Floods

Floods in Colorado’s semi-arid climate? You bet. Fort Collins residents can testify to the inundation that occurred from more than fourteen inches of rain being dumped on their city in thirty-one hours in 1997. That is the amount typically received in a whole year. Floods perennially threaten much of the state because of the high topographic relief of the drainage basins, torrential spring thaws, and intense summer thunderstorms. Early pioneers often chose to build highways, railroads, and towns in canyons close to riverbanks. Predictably, flooding was among the first natural hazards of which new citizens became painfully aware. Large floods devastated Denver, Pueblo, and other Colorado cities in the early 1900’s.

Flooded campus at Colorado State University, Fort Collins Flood, July 28, 1997. Photo courtesy of Colorado State University

The most recent Colorado flood of September 2013 caused nine deaths and more than $2 billion in damages.

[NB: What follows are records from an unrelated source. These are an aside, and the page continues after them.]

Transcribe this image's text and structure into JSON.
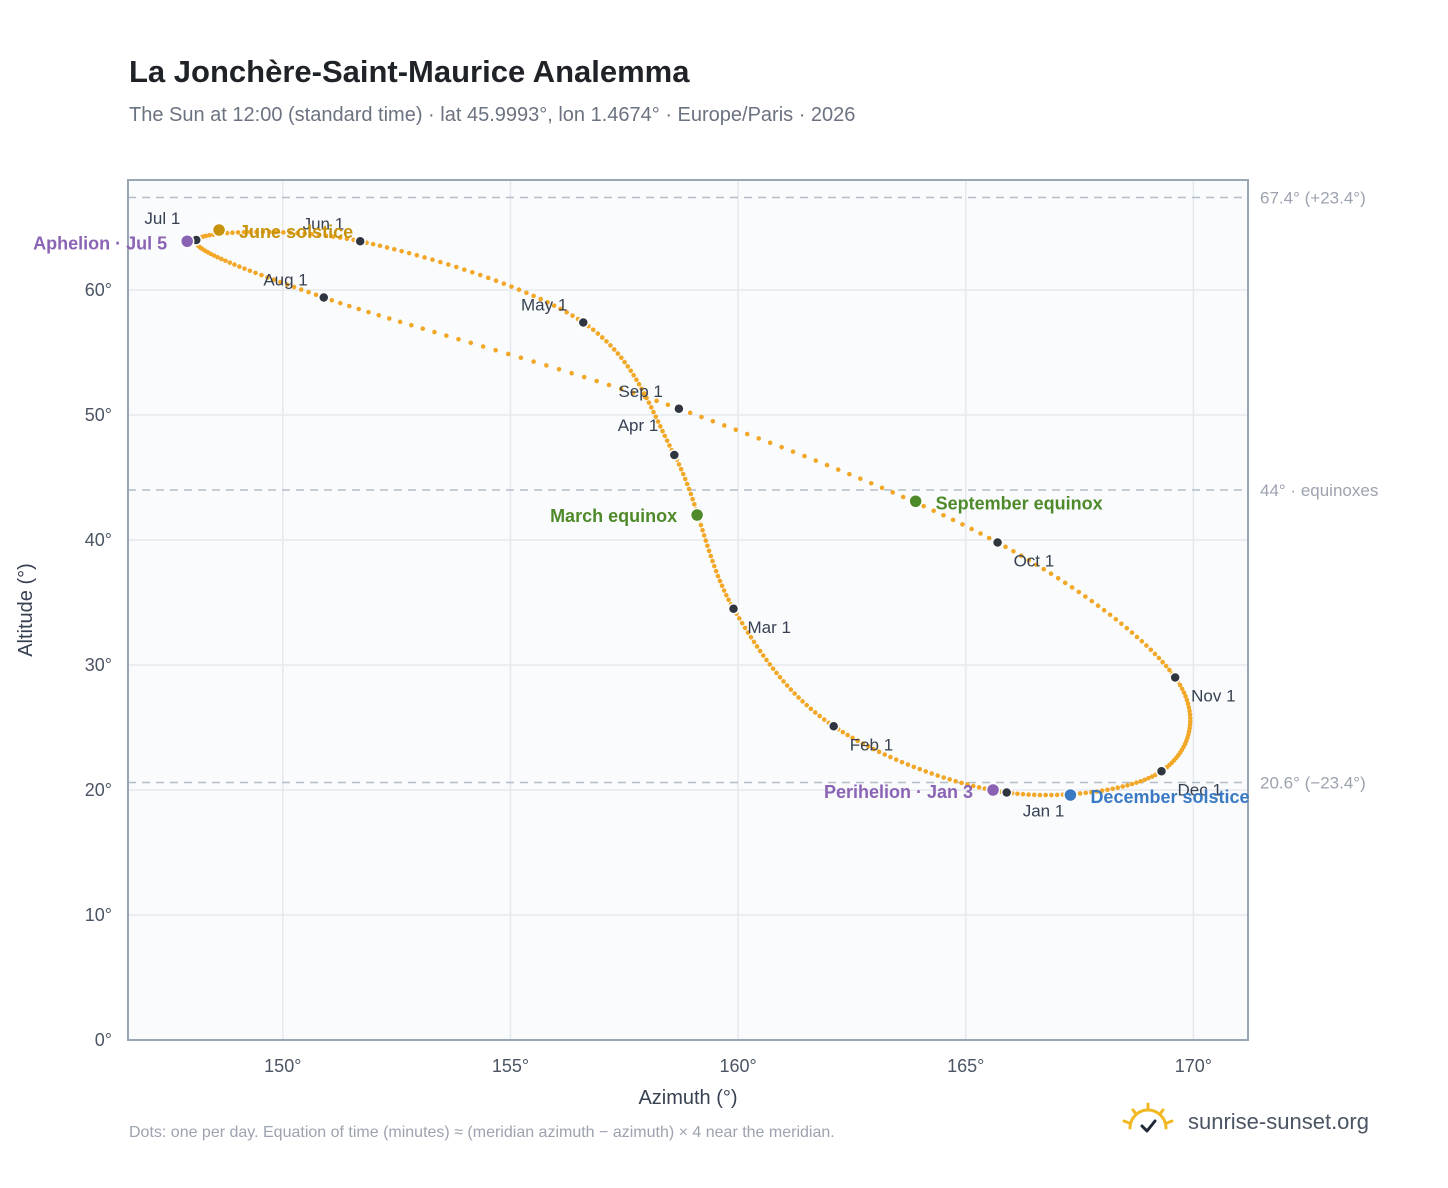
{
  "header": {
    "title": "La Jonchère-Saint-Maurice Analemma",
    "subtitle": "The Sun at 12:00 (standard time) · lat 45.9993°, lon 1.4674° · Europe/Paris · 2026"
  },
  "footer": {
    "note": "Dots: one per day. Equation of time (minutes) ≈ (meridian azimuth − azimuth) × 4 near the meridian.",
    "brand": "sunrise-sunset.org",
    "brand_icon": "sun-check-icon"
  },
  "colors": {
    "curve": "#f2a726",
    "month_marker": "#2f3640",
    "aphelion": "#8b63b4",
    "june_solstice": "#c8930c",
    "march_equinox": "#4f8a2a",
    "september_equinox": "#4f8a2a",
    "december_solstice": "#3a7ac4",
    "perihelion": "#8b63b4",
    "plot_bg": "#f9fbfd",
    "grid": "#e5e9ee",
    "frame": "#9aa6b4",
    "ref_line": "#b3bdc8"
  },
  "chart_data": {
    "type": "scatter",
    "xlabel": "Azimuth (°)",
    "ylabel": "Altitude (°)",
    "xlim": [
      146.6,
      171.2
    ],
    "ylim": [
      0,
      68.8
    ],
    "xticks": [
      150,
      155,
      160,
      165,
      170
    ],
    "xtick_labels": [
      "150°",
      "155°",
      "160°",
      "165°",
      "170°"
    ],
    "yticks": [
      0,
      10,
      20,
      30,
      40,
      50,
      60
    ],
    "ytick_labels": [
      "0°",
      "10°",
      "20°",
      "30°",
      "40°",
      "50°",
      "60°"
    ],
    "grid": true,
    "reference_lines": [
      {
        "y": 67.4,
        "label": "67.4° (+23.4°)"
      },
      {
        "y": 44.0,
        "label": "44° · equinoxes"
      },
      {
        "y": 20.6,
        "label": "20.6° (−23.4°)"
      }
    ],
    "daily_points": "one per day",
    "months": [
      {
        "label": "Jan 1",
        "az": 165.9,
        "alt": 19.8
      },
      {
        "label": "Feb 1",
        "az": 162.1,
        "alt": 25.1
      },
      {
        "label": "Mar 1",
        "az": 159.9,
        "alt": 34.5
      },
      {
        "label": "Apr 1",
        "az": 158.6,
        "alt": 46.8
      },
      {
        "label": "May 1",
        "az": 156.6,
        "alt": 57.4
      },
      {
        "label": "Jun 1",
        "az": 151.7,
        "alt": 63.9
      },
      {
        "label": "Jul 1",
        "az": 148.1,
        "alt": 64.0
      },
      {
        "label": "Aug 1",
        "az": 150.9,
        "alt": 59.4
      },
      {
        "label": "Sep 1",
        "az": 158.7,
        "alt": 50.5
      },
      {
        "label": "Oct 1",
        "az": 165.7,
        "alt": 39.8
      },
      {
        "label": "Nov 1",
        "az": 169.6,
        "alt": 29.0
      },
      {
        "label": "Dec 1",
        "az": 169.3,
        "alt": 21.5
      }
    ],
    "annotations": [
      {
        "label": "Perihelion · Jan 3",
        "az": 165.6,
        "alt": 20.0,
        "color": "#8b63b4"
      },
      {
        "label": "March equinox",
        "az": 159.1,
        "alt": 42.0,
        "color": "#4f8a2a"
      },
      {
        "label": "June solstice",
        "az": 148.6,
        "alt": 64.8,
        "color": "#c8930c"
      },
      {
        "label": "Aphelion · Jul 5",
        "az": 147.9,
        "alt": 63.9,
        "color": "#8b63b4"
      },
      {
        "label": "September equinox",
        "az": 163.9,
        "alt": 43.1,
        "color": "#4f8a2a"
      },
      {
        "label": "December solstice",
        "az": 167.3,
        "alt": 19.6,
        "color": "#3a7ac4"
      }
    ]
  }
}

An estimated 2,000 homes were damaged or destroyed statewide, and portions of roads and highways were washed away.

The Denver Post has a gallery of then-and-now photos of the September 2013 flood.

Colorado’s most expensive prior flood was probably the “Flood of 1965” in the South Platte River Basin south of Denver. This flood caused $508 million worth of damage and drowned six people. The losses can be attributed to the failure to realize the significance of the South Platte drainage routes and flood plains. Homes, shopping centers, and many other buildings occupied-and still occupy-land that has been intermittently flooded for many years.

Denver mobile home park near Bowles and Sante Fe, during theSouth Platte River flood of 1965. Photo by Duane Howell, Denver Post

Colorado’s greatest loss of life from flooding was caused by the Big Thompson Flood of July 31, 1976. This thousand-year flood was the result of a violent rainstorm that sent a wall of water down the canyon, causing the death of 144 residents and visitors. This flood may qualify as the worst natural disaster in the modern history of Colorado. The Climb to Safety signs that are now a common sight in Colorado’s canyons are a grim reminder of the power of nature and the fact that these geologic hazards are always present.


Home damaged during the Big Thompson Canyon Flood, July 31, 1976.